Recently I have taken some tests and one of many confusing question was this:
"Maximum possible number of nodes in a link list created in C is the maximum value of unsigned long integer. (True/False)"

well after thinking a lot I decided that it should be false there must be some way to make link list nodes unlimited to that number. I didnt get any reasonable and logical answer that make this statement true.

However someone said me that in C/C++ a pointer variable is allocated 4 Byte for holding the address and it automatically applies that there are fixed range of addresses that can be stored in any pointer value and as long integer is also 4 Byte so this reason makes above statement TRUE.

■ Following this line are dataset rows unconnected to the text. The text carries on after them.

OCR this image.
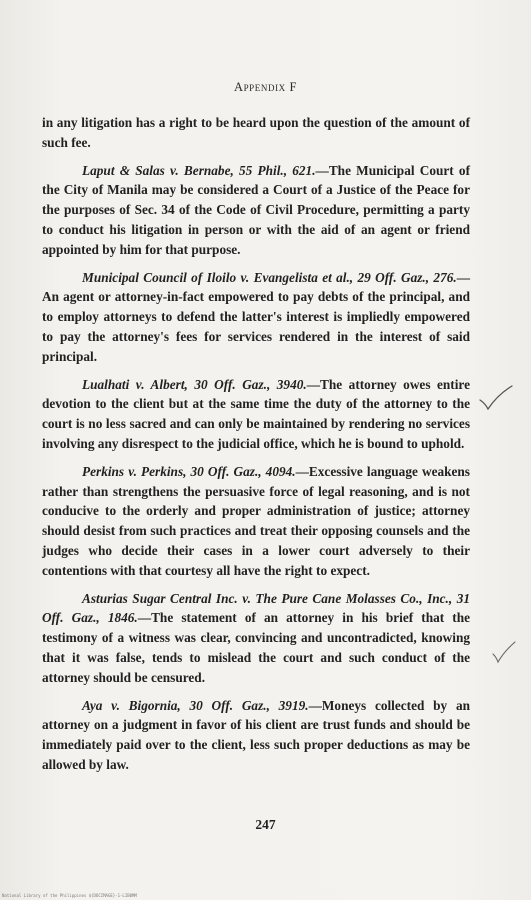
Appendix F

in any litigation has a right to be heard upon the question of the amount of such fee.

Laput & Salas v. Bernabe, 55 Phil., 621.—The Municipal Court of the City of Manila may be considered a Court of a Justice of the Peace for the purposes of Sec. 34 of the Code of Civil Procedure, permitting a party to conduct his litigation in person or with the aid of an agent or friend appointed by him for that purpose.

Municipal Council of Iloilo v. Evangelista et al., 29 Off. Gaz., 276.—An agent or attorney-in-fact empowered to pay debts of the principal, and to employ attorneys to defend the latter's interest is impliedly empowered to pay the attorney's fees for services rendered in the interest of said principal.

Lualhati v. Albert, 30 Off. Gaz., 3940.—The attorney owes entire devotion to the client but at the same time the duty of the attorney to the court is no less sacred and can only be maintained by rendering no services involving any disrespect to the judicial office, which he is bound to uphold.

Perkins v. Perkins, 30 Off. Gaz., 4094.—Excessive language weakens rather than strengthens the persuasive force of legal reasoning, and is not conducive to the orderly and proper administration of justice; attorney should desist from such practices and treat their opposing counsels and the judges who decide their cases in a lower court adversely to their contentions with that courtesy all have the right to expect.

Asturias Sugar Central Inc. v. The Pure Cane Molasses Co., Inc., 31 Off. Gaz., 1846.—The statement of an attorney in his brief that the testimony of a witness was clear, convincing and uncontradicted, knowing that it was false, tends to mislead the court and such conduct of the attorney should be censured.

Aya v. Bigornia, 30 Off. Gaz., 3919.—Moneys collected by an attorney on a judgment in favor of his client are trust funds and should be immediately paid over to the client, less such proper deductions as may be allowed by law.

247
National Library of the Philippines ${DOCIMAGE}-1-LIB0MM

But this reason given to me made me more confuse that why the pointer value is allocated only 4 Bytes .

I believe that experts and professionals among you will provide the reasonable and logical explanation on this topic.

>> why the pointer value is allocated only 4 Bytes
Not necessarily -- depends on the operating system and the compiler. In the days of 16-bit MS-DOS pointers were 2 bytes. On 64-bit MS-Windows pointers are 8 bytes.

The maximum number of nodes in a linked list would be limited only by memory. True, you may not be able to count more nodes than can be stored in an unsigned long integer (on 32-bit computers) but the list could certainly hold many more nodes than that assuming there is enough memory.

The file limits.h gives the maximum values of many objects.